Philip Morris Stock Plummets 8.43% as Trading Volume Surges to 22nd Ranking Amid Illicit Cigarette Market Woes

Generated by AI AgentAinvest Volume Radar
Tuesday, Jul 22, 2025 7:16 pm ET1min read
Aime RobotAime Summary

- Philip Morris stock fell 8.43% on July 22, 2025, with trading volume surging 257.71% to rank 22nd.

- Q2 sales of $10.14B missed estimates ($10.33B) due to illicit cigarette market growth in Indonesia and Europe.

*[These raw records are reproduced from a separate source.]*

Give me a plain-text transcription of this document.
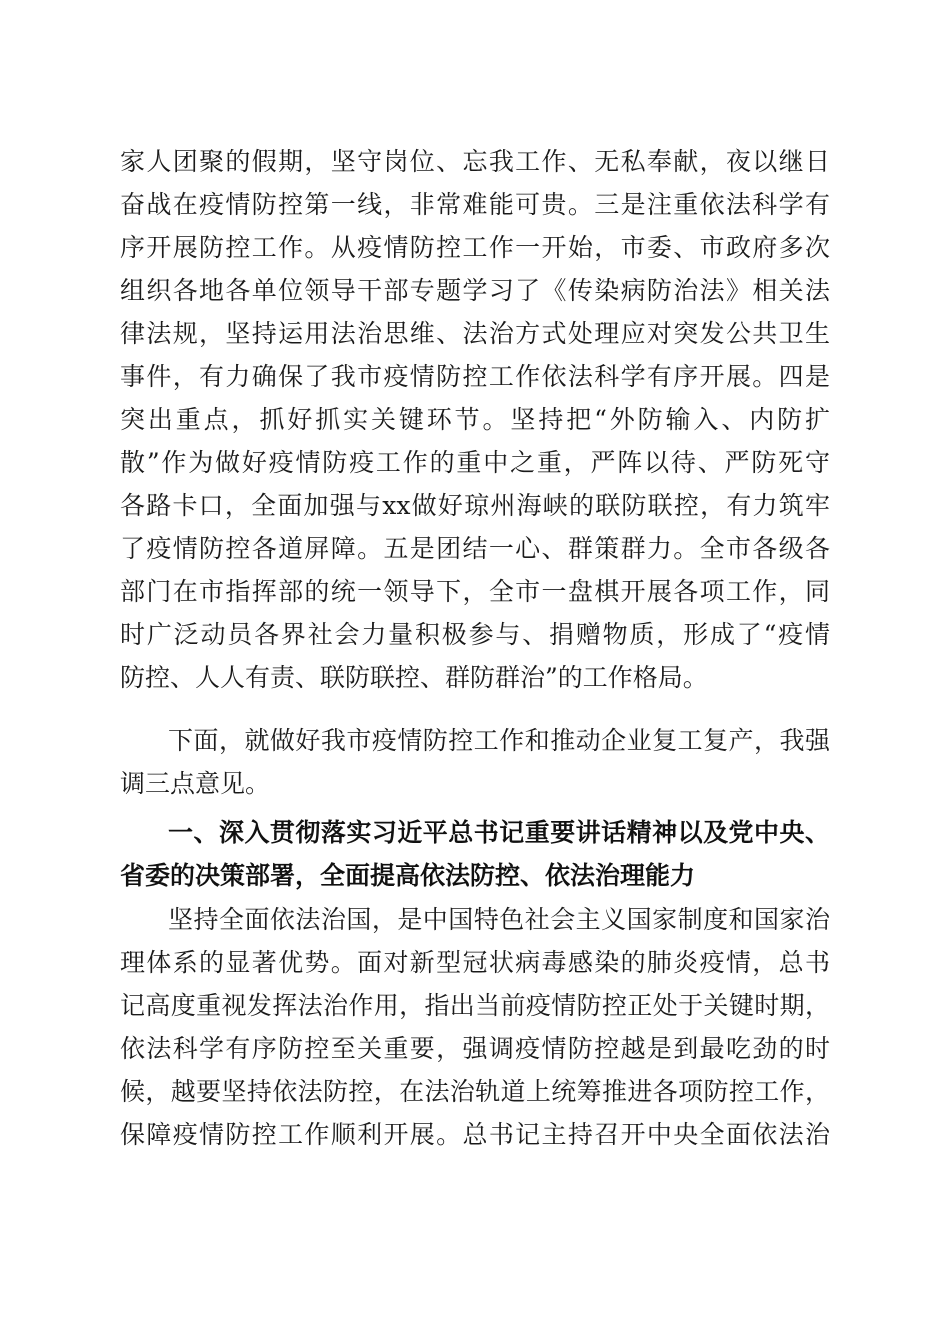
家人团聚的假期，坚守岗位、忘我工作、无私奉献，夜以继日
奋战在疫情防控第一线，非常难能可贵。三是注重依法科学有
序开展防控工作。从疫情防控工作一开始，市委、市政府多次
组织各地各单位领导干部专题学习了《传染病防治法》相关法
律法规，坚持运用法治思维、法治方式处理应对突发公共卫生
事件，有力确保了我市疫情防控工作依法科学有序开展。四是
突出重点，抓好抓实关键环节。坚持把“外防输入、内防扩
散”作为做好疫情防疫工作的重中之重，严阵以待、严防死守
各路卡口，全面加强与xx做好琼州海峡的联防联控，有力筑牢
了疫情防控各道屏障。五是团结一心、群策群力。全市各级各
部门在市指挥部的统一领导下，全市一盘棋开展各项工作，同
时广泛动员各界社会力量积极参与、捐赠物质，形成了“疫情
防控、人人有责、联防联控、群防群治”的工作格局。
下面，就做好我市疫情防控工作和推动企业复工复产，我强
调三点意见。
一、深入贯彻落实习近平总书记重要讲话精神以及党中央、
省委的决策部署，全面提高依法防控、依法治理能力
坚持全面依法治国，是中国特色社会主义国家制度和国家治
理体系的显著优势。面对新型冠状病毒感染的肺炎疫情，总书
记高度重视发挥法治作用，指出当前疫情防控正处于关键时期，
依法科学有序防控至关重要，强调疫情防控越是到最吃劲的时
候，越要坚持依法防控，在法治轨道上统筹推进各项防控工作，
保障疫情防控工作顺利开展。总书记主持召开中央全面依法治
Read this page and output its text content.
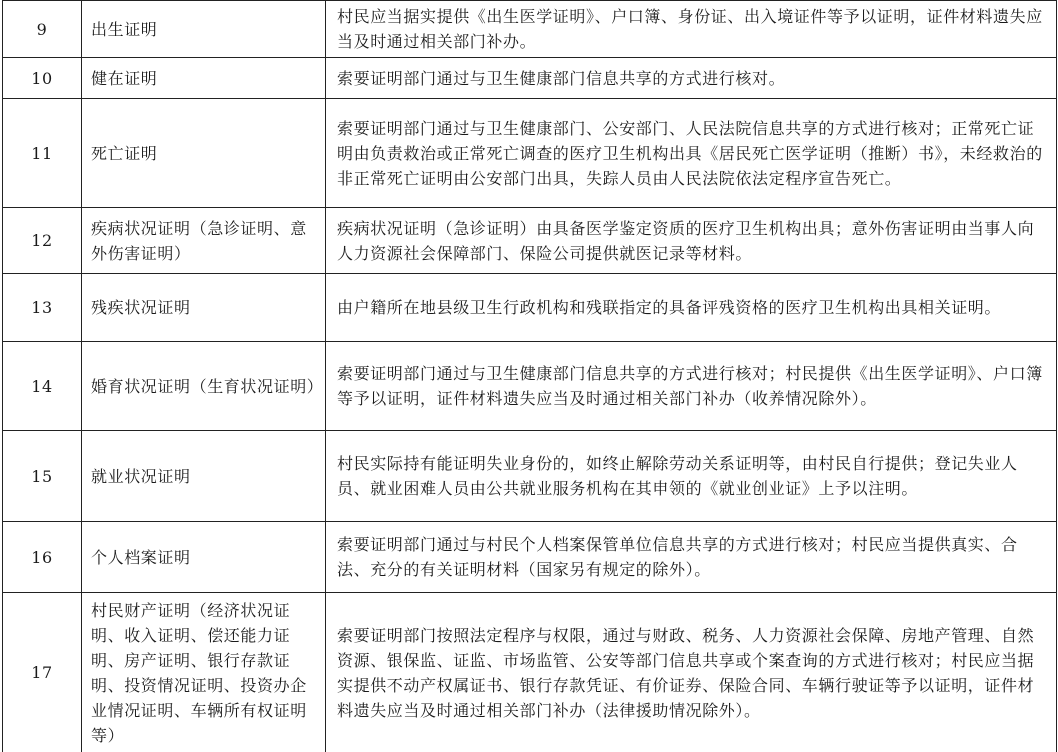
9	出生证明	村民应当据实提供《出生医学证明》、户口簿、身份证、出入境证件等予以证明，证件材料遗失应当及时通过相关部门补办。
10	健在证明	索要证明部门通过与卫生健康部门信息共享的方式进行核对。
11	死亡证明	索要证明部门通过与卫生健康部门、公安部门、人民法院信息共享的方式进行核对；正常死亡证明由负责救治或正常死亡调查的医疗卫生机构出具《居民死亡医学证明（推断）书》，未经救治的非正常死亡证明由公安部门出具，失踪人员由人民法院依法定程序宣告死亡。
12	疾病状况证明（急诊证明、意外伤害证明）	疾病状况证明（急诊证明）由具备医学鉴定资质的医疗卫生机构出具；意外伤害证明由当事人向人力资源社会保障部门、保险公司提供就医记录等材料。
13	残疾状况证明	由户籍所在地县级卫生行政机构和残联指定的具备评残资格的医疗卫生机构出具相关证明。
14	婚育状况证明（生育状况证明）	索要证明部门通过与卫生健康部门信息共享的方式进行核对；村民提供《出生医学证明》、户口簿等予以证明，证件材料遗失应当及时通过相关部门补办（收养情况除外）。
15	就业状况证明	村民实际持有能证明失业身份的，如终止解除劳动关系证明等，由村民自行提供；登记失业人员、就业困难人员由公共就业服务机构在其申领的《就业创业证》上予以注明。
16	个人档案证明	索要证明部门通过与村民个人档案保管单位信息共享的方式进行核对；村民应当提供真实、合法、充分的有关证明材料（国家另有规定的除外）。
17	村民财产证明（经济状况证明、收入证明、偿还能力证明、房产证明、银行存款证明、投资情况证明、投资办企业情况证明、车辆所有权证明等）	索要证明部门按照法定程序与权限，通过与财政、税务、人力资源社会保障、房地产管理、自然资源、银保监、证监、市场监管、公安等部门信息共享或个案查询的方式进行核对；村民应当据实提供不动产权属证书、银行存款凭证、有价证券、保险合同、车辆行驶证等予以证明，证件材料遗失应当及时通过相关部门补办（法律援助情况除外）。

- Smoke-free products like Zyn grew 41% but failed to offset losses from counterfeit cigarettes costing EU €14B in taxes.

- Company expressed disappointment over illicit market's impact on revenue targets despite 15.2% smoke-free product growth.

On July 22, 2025, Philip Morris International Inc. (PM) experienced a significant decline in its stock price, dropping by 8.43%. The company's trading volume surged to 33.07 billion, marking a 257.71% increase from the previous day and ranking it 22nd in the day's trading volume.

Philip Morris International Inc. reported a rare quarterly sales miss, with total sales rising 7.1% to $10.14 billion in the second quarter, falling short of analysts' average estimate of $10.33 billion. The company attributed this shortfall to the growing illicit cigarette market, which has negatively impacted its business in Indonesia and Europe. The illicit market has cost the EU more than 14 billion euros in tax revenue, highlighting the significant impact of counterfeit cigarettes on the company's performance.

Despite a 15.2% growth in smoke-free products, including ZynZYXI-- nicotine pouches, the company's overall revenue missed market expectations. Zyn sales rose 41% year over year, but demand did not meet projections, contributing to the stock's decline. The company expressed disappointment in the growth of the illicit cigarette market, which has hindered its ability to meet revenue targets.